Niagara Fire Insurance Company v. William J. Drillock and David W. Hearsch

827 F.2d 770

Unpublished Disposition
NOTICE: Sixth Circuit Rule 24(c) states that citation of unpublished dispositions is disfavored except for establishing res judicata, estoppel, or the law of the case and requires service of copies of cited unpublished dispositions of the Sixth Circuit.
NIAGARA FIRE INSURANCE COMPANY, Plaintiff-Appellant,
v.
William J. DRILLOCK and David W. Hearsch, Defendants-Appellees.

No. 86-1450.

United States Court of Appeals, Sixth Circuit.

Aug. 31, 1987.

Before ENGEL, MERRITT and KRUPANSKY, Circuit Judges.

PER CURIAM.

1

Niagara Fire Insurance Company appeals from a judgment entered against it following a bench trial in the United States District Court for the Eastern District of Michigan.

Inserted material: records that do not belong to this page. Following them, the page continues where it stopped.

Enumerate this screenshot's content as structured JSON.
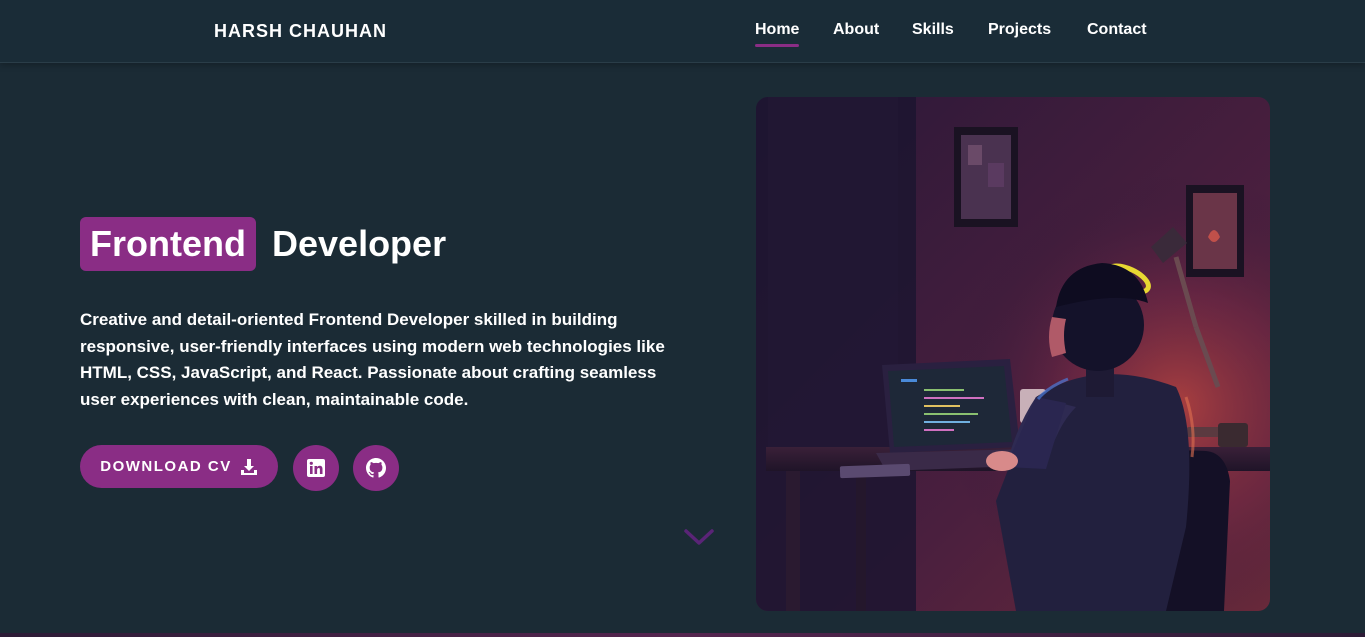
{
  "brand": "HARSH CHAUHAN",
  "nav": {
    "home": "Home",
    "about": "About",
    "skills": "Skills",
    "projects": "Projects",
    "contact": "Contact"
  },
  "hero": {
    "title_highlight": "Frontend",
    "title_rest": "Developer",
    "description": "Creative and detail-oriented Frontend Developer skilled in building responsive, user-friendly interfaces using modern web technologies like HTML, CSS, JavaScript, and React. Passionate about crafting seamless user experiences with clean, maintainable code.",
    "cv_button": "DOWNLOAD CV"
  },
  "icons": {
    "download": "download-icon",
    "linkedin": "linkedin-icon",
    "github": "github-icon",
    "scroll": "chevron-down-icon"
  },
  "colors": {
    "background": "#1b2b35",
    "accent": "#8a2d85",
    "text": "#ffffff"
  }
}
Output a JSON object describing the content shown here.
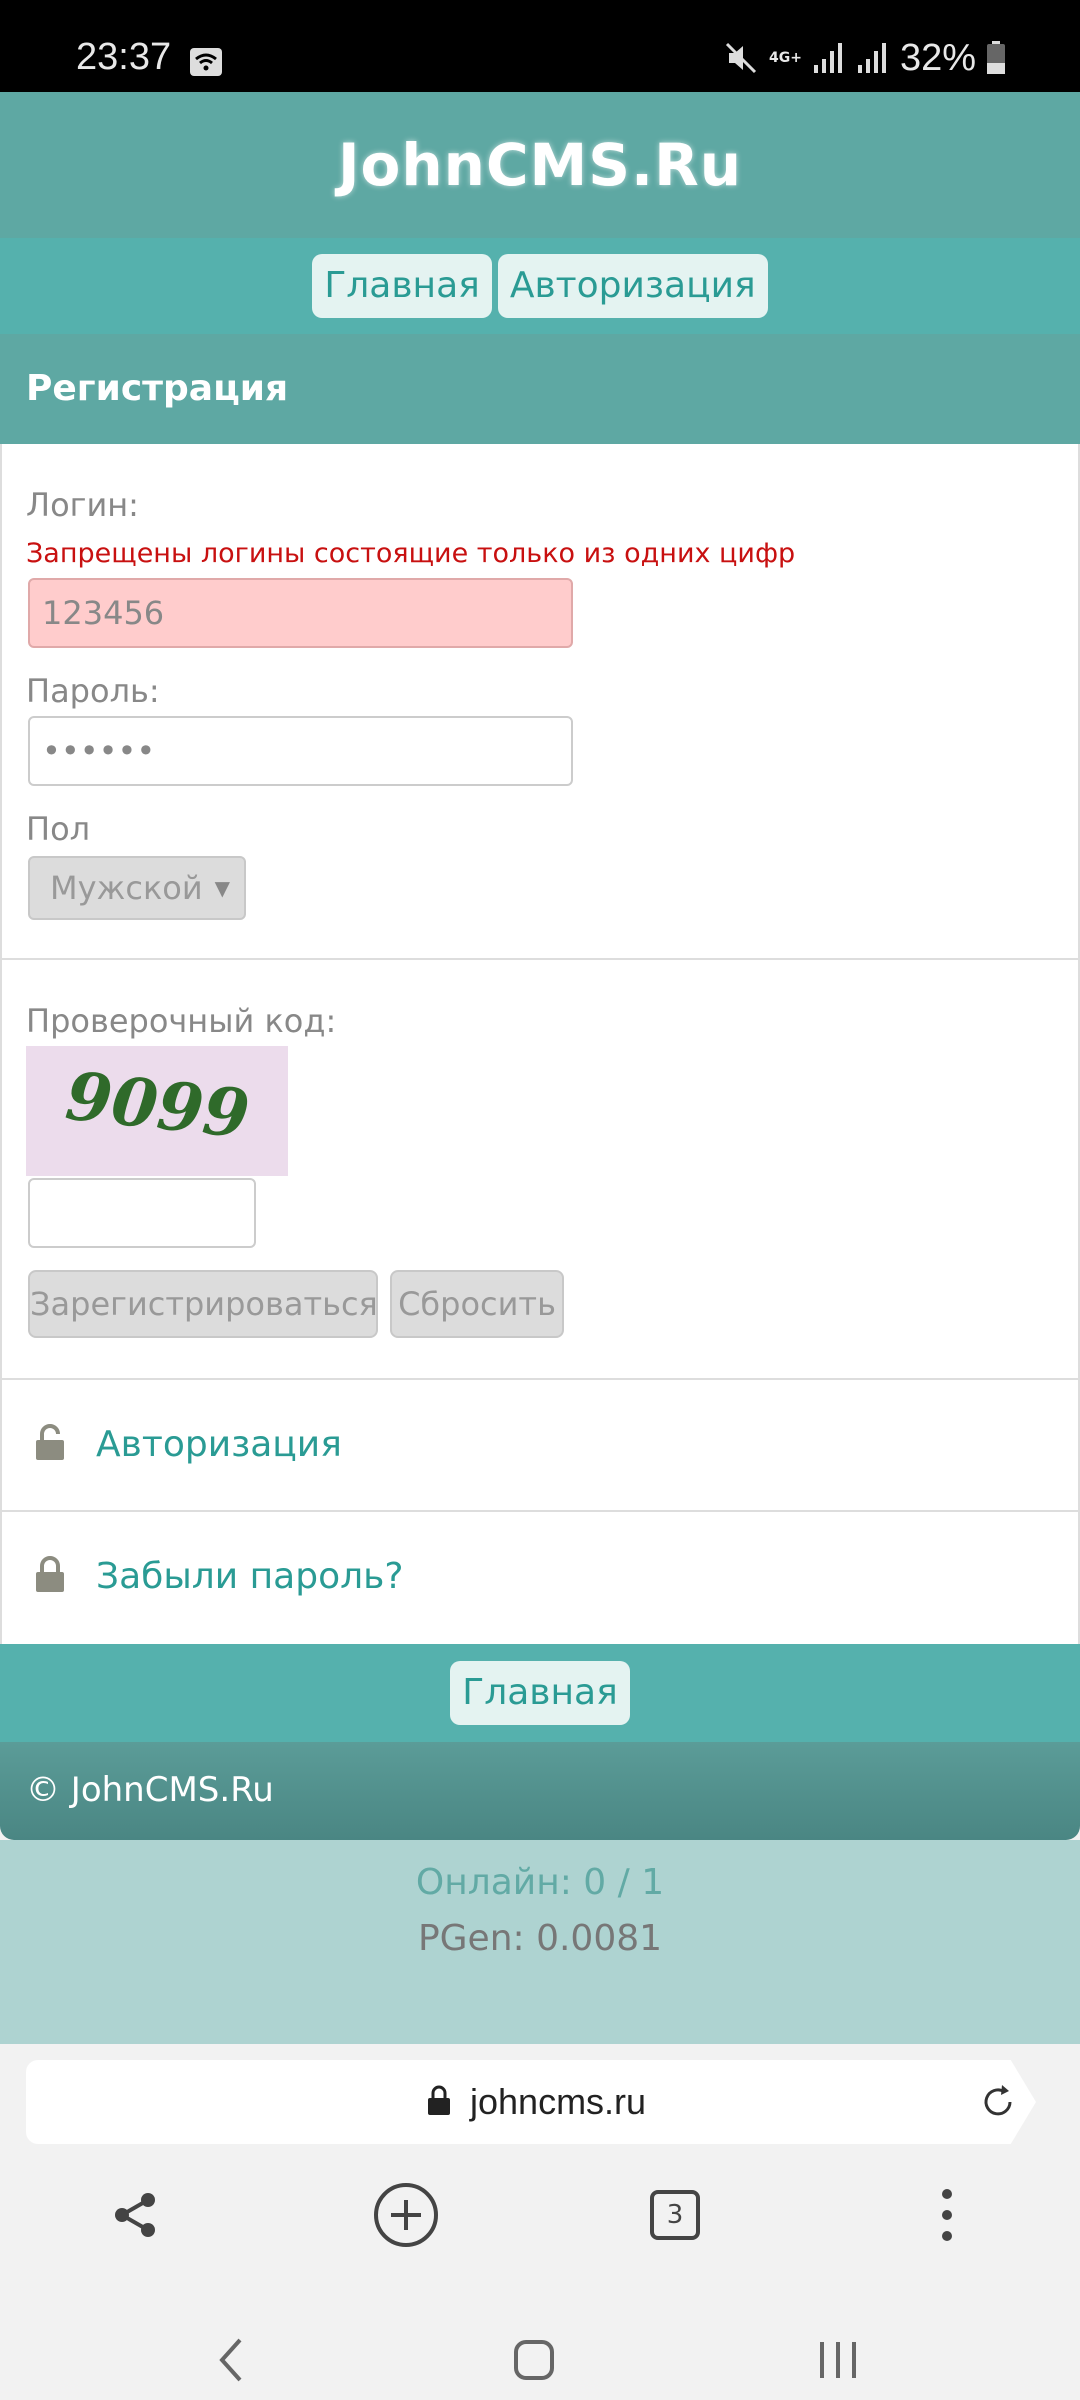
{
  "status_bar": {
    "time": "23:37",
    "network": "4G+",
    "battery": "32%",
    "icons": [
      "wifi-icon",
      "mute-icon",
      "signal-icon",
      "battery-icon"
    ]
  },
  "site": {
    "logo": "JohnCMS.Ru",
    "top_nav": [
      "Главная",
      "Авторизация"
    ],
    "page_title": "Регистрация"
  },
  "form": {
    "login_label": "Логин:",
    "login_error": "Запрещены логины состоящие только из одних цифр",
    "login_value": "123456",
    "password_label": "Пароль:",
    "password_value": "••••••",
    "gender_label": "Пол",
    "gender_selected": "Мужской",
    "captcha_label": "Проверочный код:",
    "captcha_code": "9099",
    "captcha_input_value": "",
    "submit_label": "Зарегистрироваться",
    "reset_label": "Сбросить"
  },
  "links": {
    "login_link": "Авторизация",
    "forgot_link": "Забыли пароль?"
  },
  "bottom_nav": {
    "home": "Главная"
  },
  "footer": {
    "copyright": "© JohnCMS.Ru",
    "online": "Онлайн: 0 / 1",
    "pgen": "PGen: 0.0081"
  },
  "browser": {
    "url": "johncms.ru",
    "tab_count": "3"
  },
  "colors": {
    "header": "#5ea8a3",
    "nav": "#55b1ad",
    "link": "#2a9b94",
    "error": "#c81010",
    "error_field": "#ffcccc"
  }
}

Niagara had sought a declaratory judgment that it was not required to defend an attorney malpractice suit brought against the defendants.

2

The malpractice suit was filed by defendants' client because defendants had failed to commence a lawsuit within the limitations period. When the oversight occurred, when defendants discovered it, and when they ultimately filed suit, defendants' malpractice insurance was provided by another company. By the time that lawsuit was dismissed, Niagara was defendants' insurance carrier. The client was not informed that it potentially could bring a malpractice suit until its suit was dismissed.

3

Between the time of the filing of the client's lawsuit and its dismissal, the state bar association changed its endorsement of its attorneys' malpractice carrier from the company defendants had used to Niagara. Defendants received a conversion application for Niagara's policy, which indicated that it did not cover claims arising from acts or omissions of defendants occurring prior to the effective date of the policy if defendants could reasonably expect their acts or omissions to form the basis of a claim. The policy stated that no provision could be waived by Niagara's agent, and that any change could occur only by a signed endorsement by an authorized Niagara agent. Shortly after defendants received the policy, an agent of Niagara informed a state bar official, in response to concerns about a gap in coverage for bar members, that prior claims would be excluded only if the attorney had been notified verbally or in writing that a third party intended to file a claim. The bar official wrote to bar members that because of this representation, attorneys who obtained Niagara coverage would be covered for prior acts unless an actual claim had been made against them. The defendants obtained coverage from Niagara, and their client did not notify defendants that they intended to file a claim until after Niagara's policy was in effect.

4

The district court found that, through an agent, Niagara made representations that the agent knew or should have known that the bar members would rely upon, that defendants had relied upon those representations, and that Niagara had acquiesced in them. It further held that the agent had apparent authority to modify the contract, and that Niagara could not rely upon its contractual provision regarding prior acts to deny coverage.

5

On appeal, Niagara argues that its policy exclusion suffices to deny coverage because the representations were not made by an agent with actual or apparent authority, and that defendants did not rely upon the representations. For the reasons set forth in the memorandum opinion and order of United States District Judge James Harvey entered in the district court on April 9, 1986, the judgment of the district court is AFFIRMED.